Kitap reklamı bu kadar, bu yazıdan muradım kitap tanıtımı
değil…bu kitap benim için bir kitaptan çok daha fazlasıdır, beynimi baştan
ayağa düzenlemiştir…dersem biraz abartılı olur ama bana tertemiz yeni bakış
açıları hediye ettiği kesindir.
Kitabı bildiğimiz “normal” kitaplardan farklı kılan şeyi
şöyle anlatabilirim…kitapların, nutukların vs. derdi hep fikir üzerinedir malum ve ilgileri
tencerenin içindeki malzemelere yöneliktir. İşte patatesler şöyleymiş de
havuçlar böyle değilmiş, yemeğin etiydi, yağıydı, suyuydu hep bu konuları
kaldırır indirirler, tartışırlar, böyledir yani bu, alıştığımız-bildiğimiz
budur.
Bu kitapsa malzemeleri konuşmuyor… Viva la muerte tencerenin
kendisidir!
İlk okuduktan sonra her fikre, her kişiye, her objeye “bu
nekrofil mi biyofil mi?” gözüyle bakmak şeklinde bir obsesyon gelişmişti bende.
Yazının konusu nekrofilya ve biyofilyadır. Bence her
insan evladının bilmesi, anlaması gereken bir konudur bu.
Nekrofilya, ölü sevicilik demek. Çok üst düzey bir ruhsal
bozukluktur. Seri katillerde sık görülür, onlar dışında da pek görülmez zaten.
Mecburen seri katillerden bahsetmek zorundayım ve bu “fantastik”
konu bizi doğrudan ilgilendirmiyor olabilir fakat… nekrofilya bizi fena halde
ilgilendiriyor! Yani biraz sabır, bu konu istisnasız herkesi fena halde
ilgilendiren bir konudur. Yazı da kısa olamayacak, bu şimdiden çok belli.
Az ya da çok herkese empati kurabiliyor iken seri
katillere zerre empati kuramıyor oluşum seri katilleri ilginç kılmıştır hep
benim için, bu sebepten meraklıyım bu pisliklere! Seri katillerle alakalı bir
kitapta yakalanmış bir katilin ifadesinde merakımın sebebini buldum, neyi
anlamaya çalıştığımı anladım. “Neden yaptın?” sorusuna karşılık mealen şöyle
diyordu adını hatırlamadığım katil:
Kurbanlarım odanın bir köşesinde eli kolu bağlı, çırılçıplak, korku içinde bana yalvaran
gözlerle baktığında kendimi tanrı gibi hissediyordum.

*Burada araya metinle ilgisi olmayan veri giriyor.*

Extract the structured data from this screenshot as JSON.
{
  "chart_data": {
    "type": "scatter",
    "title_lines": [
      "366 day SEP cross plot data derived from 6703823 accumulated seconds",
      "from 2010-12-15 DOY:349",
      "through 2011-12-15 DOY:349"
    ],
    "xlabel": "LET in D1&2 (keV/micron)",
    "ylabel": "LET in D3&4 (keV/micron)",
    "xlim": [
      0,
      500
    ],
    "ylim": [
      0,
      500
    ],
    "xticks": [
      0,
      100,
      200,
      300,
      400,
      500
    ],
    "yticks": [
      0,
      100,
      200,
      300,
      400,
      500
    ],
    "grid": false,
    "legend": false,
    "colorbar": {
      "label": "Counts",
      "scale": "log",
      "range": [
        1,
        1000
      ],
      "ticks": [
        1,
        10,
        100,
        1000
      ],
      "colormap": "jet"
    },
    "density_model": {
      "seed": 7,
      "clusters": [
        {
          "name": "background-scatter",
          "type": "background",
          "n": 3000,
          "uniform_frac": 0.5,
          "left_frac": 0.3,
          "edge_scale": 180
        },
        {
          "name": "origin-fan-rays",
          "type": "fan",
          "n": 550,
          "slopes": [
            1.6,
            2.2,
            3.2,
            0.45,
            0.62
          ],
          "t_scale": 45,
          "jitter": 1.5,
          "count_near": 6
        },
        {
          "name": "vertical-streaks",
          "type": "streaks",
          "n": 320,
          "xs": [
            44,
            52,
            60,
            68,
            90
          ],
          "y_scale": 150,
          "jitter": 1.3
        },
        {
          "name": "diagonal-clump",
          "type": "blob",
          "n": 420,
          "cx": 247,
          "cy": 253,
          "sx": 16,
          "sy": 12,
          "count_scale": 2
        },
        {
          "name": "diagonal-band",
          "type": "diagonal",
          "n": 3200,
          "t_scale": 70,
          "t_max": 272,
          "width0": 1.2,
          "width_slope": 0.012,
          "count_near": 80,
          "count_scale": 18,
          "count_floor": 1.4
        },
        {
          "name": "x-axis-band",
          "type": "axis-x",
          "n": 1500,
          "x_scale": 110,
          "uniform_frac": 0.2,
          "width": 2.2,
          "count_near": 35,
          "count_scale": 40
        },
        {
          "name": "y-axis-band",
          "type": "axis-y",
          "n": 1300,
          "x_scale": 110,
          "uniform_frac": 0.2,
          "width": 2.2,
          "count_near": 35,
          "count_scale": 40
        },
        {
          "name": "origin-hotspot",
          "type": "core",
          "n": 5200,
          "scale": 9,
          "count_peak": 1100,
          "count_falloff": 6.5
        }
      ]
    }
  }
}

Meşhur bir seri katil olan Charles Manson’ın şu sözleri
de çok mühimdir:
Bana yukarıdan bakarsanız aptalın tekini görürsünüz. Bana
aşağıdan bakarsanız tanrıyı görürsünüz. Bana tam karşıdan bakarsanız, kendinizi
görürsünüz.
Bence… Manson’ın demek istediğini tam olarak anlamak,
insanın varoluşsal kodlarını çözmek konusunda büyük bir adımdır. “Çözeriz”
demiyorum tabi de…Manson’ı tam olarak anlamış birisi çok fazla şeyi anlamış
demektir.
Nekrofilyanın Abd’de örneği çoktur da (seri katillerin
yuvası Abd malum) adı nekrofilyayla özdeşleşen kişi Ed Gain isimli seri
katildir. Bu adamın bu kadar önemli-meşhur, hatta “ikon” olması ilginçtir çünkü
diğer “meslektaş”larına göre çok az cinayeti vardır, sadece birkaç tane! Fakat
ölümle olan girift ilişkisi çok fazla ilgi çekmiştir, pek çok araştırmanın
konusu olmuştur bu adam. Hollywood’a da en çok ilham veren seri katillerdendir,
Psycho filmindeki Norman Bates karakteri direkt Ed Gain’dir mesela, Silence of
lambs’daki seri katilde de Ed Gain’den ciddi esintiler vardır. Ed Gain diye bir
film de var, doğrudan biyografi…ama önemli bir film değildir.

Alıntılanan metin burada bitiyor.